Still, this is a rather minor obstacle to coming up with a reasonably good estimate. Because receipt of a four-year undergraduate degree is a prerequisite for the attendance of law school, numbers regarding the class breakdown of undergraduate institutions should provide a decent proxy for the class breakdown of law school students.
What do the undergraduate figures tell us? In short, that relatively few poor kids go to a four-year college, that those who do attend much lower-ranked schools, and a great many fail to make it to graduation.
Just 29 percent of kids from the poorest one fourth of American families even enter college, compared with 80 percent of kids from the richest one fourth, according to an analysis of National Youth Longitudinal Survey data by Susan Dynarski and Martha Bailey. By the age of 25, only 9 percent of kids from the poorest quarter of families have a four-year college degree, compared with 54 percent of kids from the richest quarter of families. In total, only 7.8 percent of young Americans with bachelor's degrees come from the poorest quarter of families.
It's more stratified than that, though, because these overall numbers don't reflect the fact that poor kids are heavily sorted into the lowest-ranked four-year colleges. This is true all the way up and down the college rankings scale, but particularly at the top of the college ladder. In the top 146 colleges, just 3 percent of the attending students are from the poorest fourth of families, while 74 percent are from the richest fourth of families. That is, rich kids outnumber poor kids by a ratio of nearly 25-to-1. The bulk of good law schools draw the bulk of their incoming students from middle-ranked and high-ranked colleges — and rich students vastly outnumber poor students at these institutions.
Poor kids also likely have additional difficulty getting into law school beyond the fact that so few of them get a bachelor's degree from the right place. We know that poor kids fail to advance in proportion to their numbers at every step of the educational ladder that we measure. Some of this has to do with grades and scores, while some of it has to do with unique personal and financial difficulties. There is no reason to think advancing into law school is any different.
Taking all of this into consideration, I would estimate that law students — in aggregate — are even less economically diverse than undergraduate students in the top 146 colleges, meaning that less than 3 percent come from the poorest quarter of families, while more than 74 percent come from the richest. The precise percentages are not terribly important at this point, though. It's clear that, whatever the class composition happens to be, it is extremely lopsided.

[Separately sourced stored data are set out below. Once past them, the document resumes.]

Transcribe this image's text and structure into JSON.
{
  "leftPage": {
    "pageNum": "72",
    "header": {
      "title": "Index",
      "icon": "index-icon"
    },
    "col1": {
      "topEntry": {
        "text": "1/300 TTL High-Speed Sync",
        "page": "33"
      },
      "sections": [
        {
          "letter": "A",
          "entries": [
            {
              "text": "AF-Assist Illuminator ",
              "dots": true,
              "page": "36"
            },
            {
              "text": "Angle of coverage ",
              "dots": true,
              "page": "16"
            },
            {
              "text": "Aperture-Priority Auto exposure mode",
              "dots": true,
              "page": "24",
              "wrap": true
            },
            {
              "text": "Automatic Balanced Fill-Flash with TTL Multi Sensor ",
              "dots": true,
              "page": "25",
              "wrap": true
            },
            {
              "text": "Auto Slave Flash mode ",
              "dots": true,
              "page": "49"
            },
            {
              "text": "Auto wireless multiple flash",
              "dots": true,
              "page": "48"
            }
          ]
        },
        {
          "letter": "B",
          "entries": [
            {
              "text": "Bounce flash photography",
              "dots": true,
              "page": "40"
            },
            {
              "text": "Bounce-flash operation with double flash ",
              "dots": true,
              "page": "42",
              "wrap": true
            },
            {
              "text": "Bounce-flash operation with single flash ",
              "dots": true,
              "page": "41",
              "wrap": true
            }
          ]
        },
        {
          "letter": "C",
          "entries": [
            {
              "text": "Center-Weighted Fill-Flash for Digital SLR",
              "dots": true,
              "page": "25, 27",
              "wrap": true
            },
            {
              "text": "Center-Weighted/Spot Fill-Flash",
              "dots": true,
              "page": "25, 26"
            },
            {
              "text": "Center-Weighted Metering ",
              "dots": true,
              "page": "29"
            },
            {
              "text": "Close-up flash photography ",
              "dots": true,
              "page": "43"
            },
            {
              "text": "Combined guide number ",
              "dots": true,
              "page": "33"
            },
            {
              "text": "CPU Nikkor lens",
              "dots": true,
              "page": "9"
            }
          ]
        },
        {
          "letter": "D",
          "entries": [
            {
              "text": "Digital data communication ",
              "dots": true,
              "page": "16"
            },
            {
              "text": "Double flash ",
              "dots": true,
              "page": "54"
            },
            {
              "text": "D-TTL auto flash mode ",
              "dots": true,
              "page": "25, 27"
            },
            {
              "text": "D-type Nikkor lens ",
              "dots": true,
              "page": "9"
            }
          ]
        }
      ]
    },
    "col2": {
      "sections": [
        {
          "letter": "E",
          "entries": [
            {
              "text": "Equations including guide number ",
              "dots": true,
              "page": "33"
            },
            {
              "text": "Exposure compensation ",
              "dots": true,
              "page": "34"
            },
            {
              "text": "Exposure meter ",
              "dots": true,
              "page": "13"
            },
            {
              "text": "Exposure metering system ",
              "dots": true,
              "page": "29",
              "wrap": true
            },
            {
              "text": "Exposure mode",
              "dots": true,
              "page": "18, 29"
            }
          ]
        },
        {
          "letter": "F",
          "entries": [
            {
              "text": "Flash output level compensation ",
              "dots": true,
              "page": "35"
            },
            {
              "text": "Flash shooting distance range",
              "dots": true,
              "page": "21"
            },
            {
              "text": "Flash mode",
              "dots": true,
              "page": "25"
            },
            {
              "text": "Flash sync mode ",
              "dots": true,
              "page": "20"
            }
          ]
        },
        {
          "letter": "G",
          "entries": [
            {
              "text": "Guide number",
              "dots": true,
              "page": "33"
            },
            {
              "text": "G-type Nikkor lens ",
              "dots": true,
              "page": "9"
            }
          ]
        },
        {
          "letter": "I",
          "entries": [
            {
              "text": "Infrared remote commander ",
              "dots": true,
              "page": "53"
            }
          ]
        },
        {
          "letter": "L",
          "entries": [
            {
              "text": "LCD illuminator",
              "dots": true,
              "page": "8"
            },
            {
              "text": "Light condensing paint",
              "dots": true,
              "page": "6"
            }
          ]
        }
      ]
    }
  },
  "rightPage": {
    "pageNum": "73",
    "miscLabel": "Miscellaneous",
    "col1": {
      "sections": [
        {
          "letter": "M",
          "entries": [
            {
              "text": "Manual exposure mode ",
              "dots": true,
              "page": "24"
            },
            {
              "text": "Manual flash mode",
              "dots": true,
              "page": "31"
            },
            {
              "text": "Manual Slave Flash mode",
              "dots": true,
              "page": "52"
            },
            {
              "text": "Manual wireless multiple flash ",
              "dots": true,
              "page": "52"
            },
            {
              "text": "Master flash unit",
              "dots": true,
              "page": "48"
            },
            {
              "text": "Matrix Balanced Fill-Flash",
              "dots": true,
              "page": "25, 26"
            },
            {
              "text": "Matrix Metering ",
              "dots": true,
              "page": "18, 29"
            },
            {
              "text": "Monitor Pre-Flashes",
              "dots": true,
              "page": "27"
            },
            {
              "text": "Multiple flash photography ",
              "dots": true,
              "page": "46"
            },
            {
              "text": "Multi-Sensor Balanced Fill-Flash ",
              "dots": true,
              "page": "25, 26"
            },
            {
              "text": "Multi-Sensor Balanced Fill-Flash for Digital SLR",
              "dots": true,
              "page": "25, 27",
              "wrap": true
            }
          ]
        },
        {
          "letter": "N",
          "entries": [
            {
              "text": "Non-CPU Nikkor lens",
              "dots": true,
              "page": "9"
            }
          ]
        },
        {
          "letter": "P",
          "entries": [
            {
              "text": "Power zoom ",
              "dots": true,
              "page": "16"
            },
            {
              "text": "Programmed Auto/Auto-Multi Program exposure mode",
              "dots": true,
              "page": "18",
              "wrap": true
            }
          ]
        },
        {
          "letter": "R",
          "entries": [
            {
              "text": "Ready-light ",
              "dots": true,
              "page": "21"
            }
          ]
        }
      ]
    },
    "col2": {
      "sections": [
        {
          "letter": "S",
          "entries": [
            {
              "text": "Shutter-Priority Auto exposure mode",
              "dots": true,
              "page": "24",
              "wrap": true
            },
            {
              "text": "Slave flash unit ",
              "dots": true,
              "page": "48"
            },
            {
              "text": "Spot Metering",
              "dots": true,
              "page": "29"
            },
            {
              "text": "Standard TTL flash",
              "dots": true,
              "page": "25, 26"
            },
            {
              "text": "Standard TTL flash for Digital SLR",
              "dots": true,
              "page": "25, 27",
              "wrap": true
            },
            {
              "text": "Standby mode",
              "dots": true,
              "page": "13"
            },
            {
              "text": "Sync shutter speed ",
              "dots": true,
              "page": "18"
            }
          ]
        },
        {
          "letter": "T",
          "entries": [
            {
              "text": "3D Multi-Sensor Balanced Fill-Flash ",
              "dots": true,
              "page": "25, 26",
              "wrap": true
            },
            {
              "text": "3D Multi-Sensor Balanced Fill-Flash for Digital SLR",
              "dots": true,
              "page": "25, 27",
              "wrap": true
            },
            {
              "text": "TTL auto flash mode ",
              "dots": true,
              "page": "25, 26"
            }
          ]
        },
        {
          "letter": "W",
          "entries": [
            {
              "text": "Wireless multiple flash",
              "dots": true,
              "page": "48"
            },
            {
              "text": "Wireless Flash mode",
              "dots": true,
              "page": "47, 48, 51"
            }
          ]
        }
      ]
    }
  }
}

Class disparity in law school attendance should not come as a surprise to anyone. Higher education in America is primarily an institution of class reproduction. It is the systemic location at which poor kids become poor adults and rich kids become rich adults. There are exceptions, of course, but reinforcing and legitimating social stratification is the general and dominant function of our higher education system. Law schools primarily serve the kids of the upper class and rarely serve the kids of the lower class, and that's exactly how you'd expect it to be.